Sunday 3 October 2021

185. Alex Claridge’s After Dark.

 










  


  After dark strange things were happening in the Jewellery Quarter. I disappeared down an alley off Warstone Lane, there were bright lights at the end of it, I had arrived at The Wilderness. It was 10 past 10 late in an autumn evening - it had been a day of almost continual rain and it was usually the sort of time an old bloke might be thinking of getting the dog settled down, having his cocoa (though to be honest my consumption of cocoa is rare and minimal), and climbing up the stairs to put himself to bed. But there I was, being greeted joyfully by the master of the performance of the role of Mâitre D’hôtel - the unequalled Sonal Clare - and being seated at a table next to the pass with the seat opposite occupied by the Unhappy Meal print I had bought a year or so ago when the Pandemic was cutting its way through the country but which I had failed to collect. And very pleased I was to see it too. On the table, in bold black and white, was a large sheet of paper which was the drinks menu, the items unique to the After Dark event - I did not hesitate to sample some of the pleasures listed on it.







































  The stragglers from the usual evening service were finishing off their meals, paying their bills and making their way home and the other participants in this vaguely dark Mad Hatter’s party were arriving. A smoke machine began filling the room to give it an atmosphere of a foggy Whitechapel in late Victorian times (no Jack stalking the alley ways though fortunately) and in this amusing setting the food - no menu - began to arrive.

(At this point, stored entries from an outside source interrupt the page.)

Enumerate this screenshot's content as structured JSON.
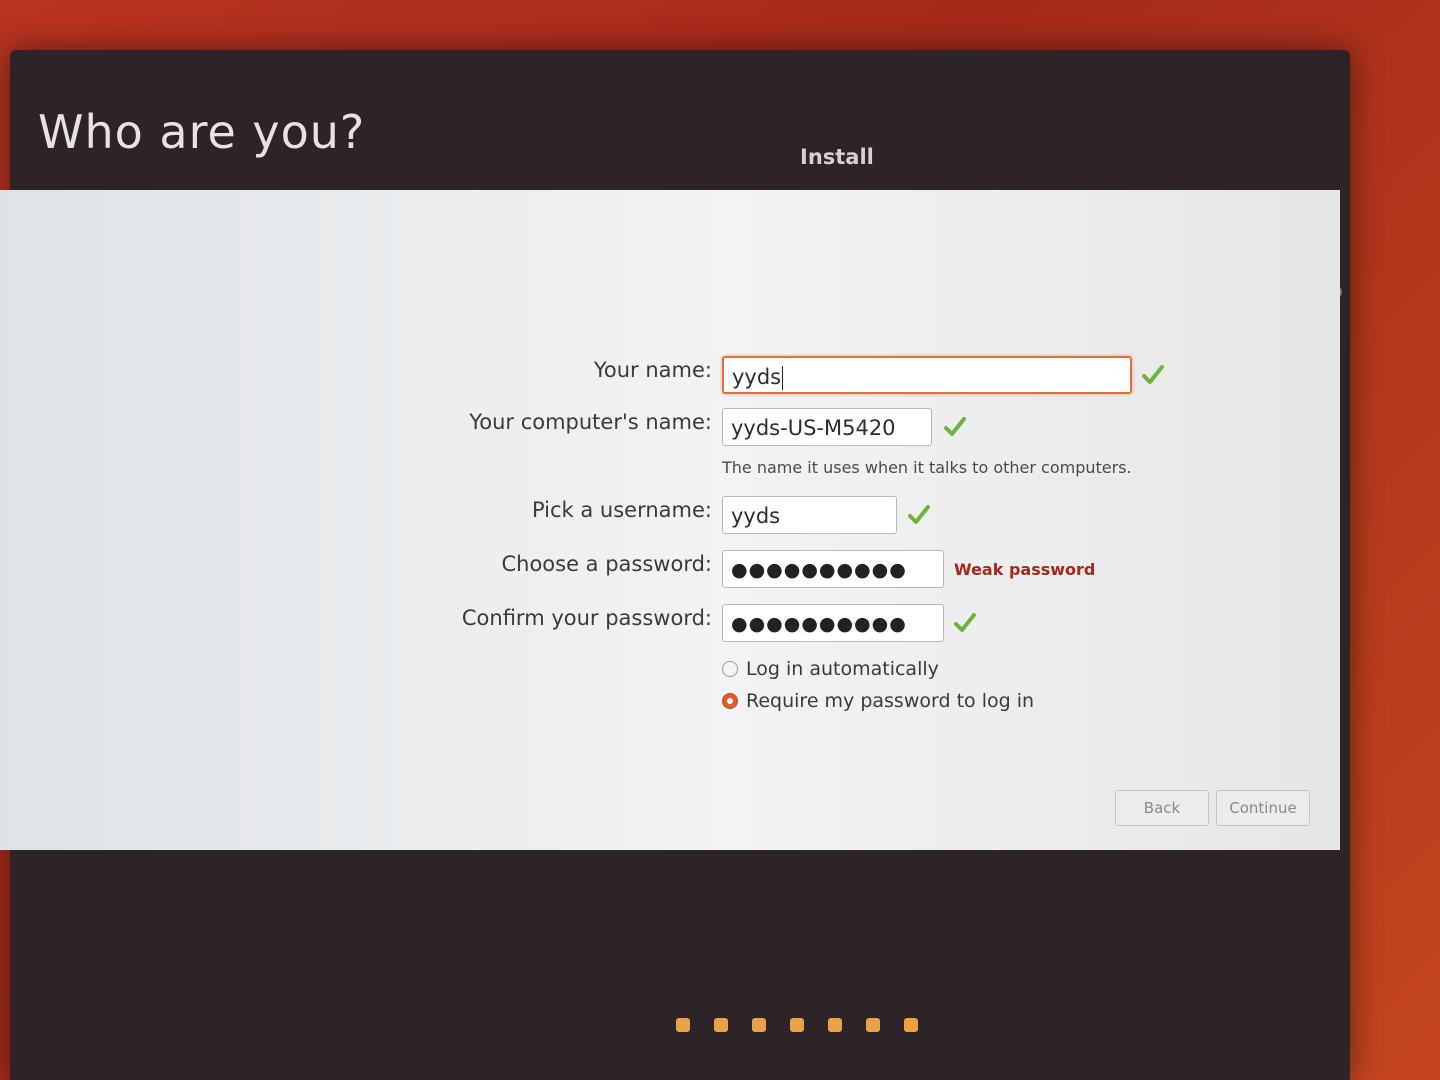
{
  "window": {
    "heading": "Who are you?",
    "title": "Install"
  },
  "form": {
    "name": {
      "label": "Your name:",
      "value": "yyds"
    },
    "computer_name": {
      "label": "Your computer's name:",
      "value": "yyds-US-M5420",
      "hint": "The name it uses when it talks to other computers."
    },
    "username": {
      "label": "Pick a username:",
      "value": "yyds"
    },
    "password": {
      "label": "Choose a password:",
      "value": "●●●●●●●●●●",
      "strength": "Weak password"
    },
    "confirm_password": {
      "label": "Confirm your password:",
      "value": "●●●●●●●●●●"
    },
    "login_options": [
      {
        "label": "Log in automatically",
        "checked": false
      },
      {
        "label": "Require my password to log in",
        "checked": true
      }
    ]
  },
  "buttons": {
    "back": "Back",
    "continue": "Continue"
  },
  "progress": {
    "total_steps": 7
  },
  "colors": {
    "accent": "#e05b2f",
    "check": "#6fb33a",
    "weak": "#a8281c",
    "window_dark": "#2c2426"
  }
}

  First foie gras ice cream in a little cornet. Delicious. Next a chicken wing but not just an ordinary chicken wing. A chicken wing stuffed with sausage with caviar perched on it. Then a real surprise - a pizza. A pizza and yet more caviar. I’m not a pizza person and so I am not well placed to judge just how good the pizza was. I loved it. Some, I believe, like thin crispy pizza but this was thick and doughy and satisfying.





























  It was not easy to know where this meal was going. Ice cream, chicken wing, pizza - was this a fast food pastiche in the making? Well no, judging by what next presented itself on my table. Elegant and classy, beautifully cooked monkfish showered in black truffle. A great dish, if the night were not memorable enough already then this had made it so.

 But back to fast food - a sweet doughnut with bacon custard. This was for me the least triumphant course. I really did not know what to make of it and I did not get the flavour of bacon in the custard. But, as with everything that emerges from Claridge’s kitchen, interesting. The dessert, I guess that’s what it was, was Ozzy Osbourne’s bat (in chocolate obviously) and the aim is to bite the head off first though I don’t think I did. A fine Brummie chocolate dessert. To close a pair of red chocolate lips I had had before and which were a kiss goodnight after dark.




































  So what’s the point of this late night session? From the business’ point of view it allows the opportunity to turn tables over in the course of a Saturday evening rather than just relying on the proceeds of one sitting on the key evening of the week. If chef and staff are prepared to put in the extra work and be in the restaurant for even longer hours then good for them. The Lord helps those who help themselves. For the diner it’s an exciting change, dining out late as the Continentals may choose to do, a menu-less meal with every course a surprise, the cheeky, clever little twists that Claridge cuisine is full of and the theatricals accompanying it all. I’d do it again that’s for sure.

  And if there is wit and there are fine jokes in the meal it is an impressive sight to watch Claridge and Head Chef Marius Gedminas and the rest of the kitchen staff, masked like surgeons, meticulously labouring away at preparing the meal, the concentration they put into their work on par with a surgeon carrying out a delicate operation. The chef as artist but also the chef as inspired, highly skilled artisan  as devoted to the fineness of their work as you would hope from a Birmingham craftsman. Once the City of a Thousand Trades it is not pompous to now call Birmingham the City of a Thousand Gastronomic Pleasures.